Cheers to everything you said here, Molly, but I gotta ask:

Municipal GARBAGE COLLECTION seems weird and archaic? They still pick up the garbage where my parents live in the middle of nowhere. Is Liberal Mountain even further in the middle of nowhere?

I get my garbage picked up once a week, and I've never lived anywhere that it wasn't.

No man is an island...

Municipal GARBAGE COLLECTION seems weird and archaic? They still pick up the garbage where my parents live in the middle of nowhere.

I think in most places, the garbage services have been "privatized". The garbage collectors are not city employees, but employees of a company the city contracts with.

The mortgage interest deduction is one of those holy grails that I found myself defending to within an inch of its (and my) life until I read a book about income inequality a few years ago. Lowenstein is right -- why should we subsidize (my) ownership and not renting? One argument is that the deduction encourages community stability, but aren't we also interested in a mobile workforce?

That's a valuable unit you're doing.

Our garbage is collected by a private company we pay quarterly. If we have extra cans, we can buy stickers for the bags.

Our local municipality still collects garbage, but only in "city bags"--that is, bags that cost about 2 bucks for a large one. That's how they levy the tax.
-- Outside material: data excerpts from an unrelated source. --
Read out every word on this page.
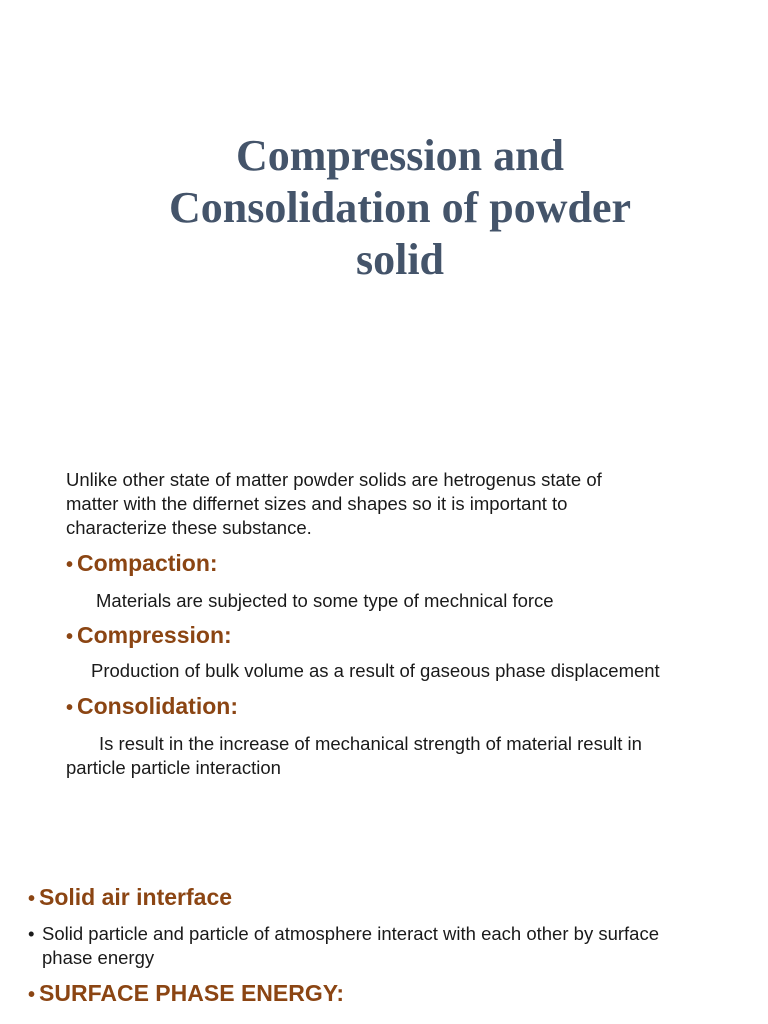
Compression and
Consolidation of powder
solid
Unlike other state of matter powder solids are hetrogenus state of
matter with the differnet sizes and shapes so it is important to
characterize these substance.
• Compaction:
Materials are subjected to some type of mechnical force
• Compression:
Production of bulk volume as a result of gaseous phase displacement
• Consolidation:
Is result in the increase of mechanical strength of material result in
particle particle interaction
• Solid air interface
• Solid particle and particle of atmosphere interact with each other by surface
phase energy
• SURFACE PHASE ENERGY:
One problem is that students all use debit cards. If they actually saw paper money, they'd drop this "It's your money" nonsense in a flash. Maybe you should try showing them a dollar bill. It's got a government employee on the front, and its plastered with alphabet soup agencies and bureaucrats. If it were their money, it would have THEIR picture on it, and THEIR name on it.

Of course, issuing money, running a court system, an army, a police system, industrial policy and all that takes money, so the government charges taxes. If you don't want to pay taxes, don't use money. Don't bother the police when someone comes to murder you. Don't use roads or sidewalks. Don't register your title at a government bureaucracy when you buy a house. And most important of all, STOP WHINING.